Utility companies are starting to leverage data from smart thermostats to become more efficient in their demand-response offerings. According to Nest CEO Tony Fadell, Nest receives $30-$50 per year per thermostat from utility companies for those customers who opt-in to their utilities demand-response program.
Most of the sales of these smart thermostats are coming from traditional retail channels like home depot and others but the trend of retail sales will be moving towards new channels like Amazon, vertical HAaaS (Home Automation as a Service) channels like Remotely and utility marketplaces like Simple Energy.

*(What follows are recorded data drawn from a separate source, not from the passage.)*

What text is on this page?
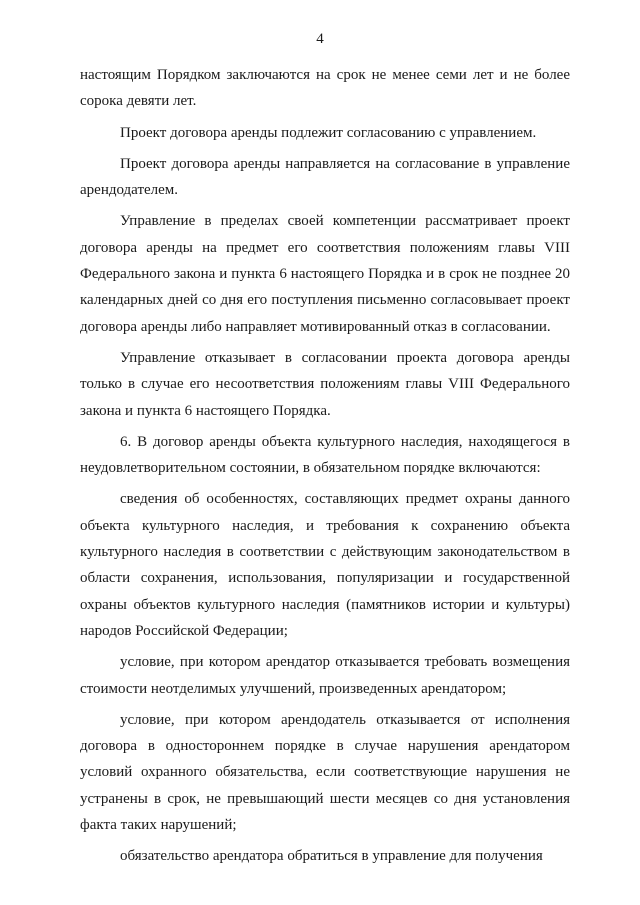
4

настоящим Порядком заключаются на срок не менее семи лет и не более сорока девяти лет.

Проект договора аренды подлежит согласованию с управлением.

Проект договора аренды направляется на согласование в управление арендодателем.

Управление в пределах своей компетенции рассматривает проект договора аренды на предмет его соответствия положениям главы VIII Федерального закона и пункта 6 настоящего Порядка и в срок не позднее 20 календарных дней со дня его поступления письменно согласовывает проект договора аренды либо направляет мотивированный отказ в согласовании.

Управление отказывает в согласовании проекта договора аренды только в случае его несоответствия положениям главы VIII Федерального закона и пункта 6 настоящего Порядка.

6. В договор аренды объекта культурного наследия, находящегося в неудовлетворительном состоянии, в обязательном порядке включаются:

сведения об особенностях, составляющих предмет охраны данного объекта культурного наследия, и требования к сохранению объекта культурного наследия в соответствии с действующим законодательством в области сохранения, использования, популяризации и государственной охраны объектов культурного наследия (памятников истории и культуры) народов Российской Федерации;

условие, при котором арендатор отказывается требовать возмещения стоимости неотделимых улучшений, произведенных арендатором;

условие, при котором арендодатель отказывается от исполнения договора в одностороннем порядке в случае нарушения арендатором условий охранного обязательства, если соответствующие нарушения не устранены в срок, не превышающий шести месяцев со дня установления факта таких нарушений;

обязательство арендатора обратиться в управление для получения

Boulder based company Simple Energy works with utility companies to power their energy savings marketplace and empower consumers to save energy through smart thermostats and appliances. In some cases, qualified residents can get a $50 rebate on select thermostats.
“Many utilities have promoted smart thermostats as part of their home energy management initiatives…” said Tom Kerber, Director, Research, Home Controls & Energy, Parks Associates. “Energy providers have the opportunity to monetize the mountain of data derived from both smart meters and smart devices.”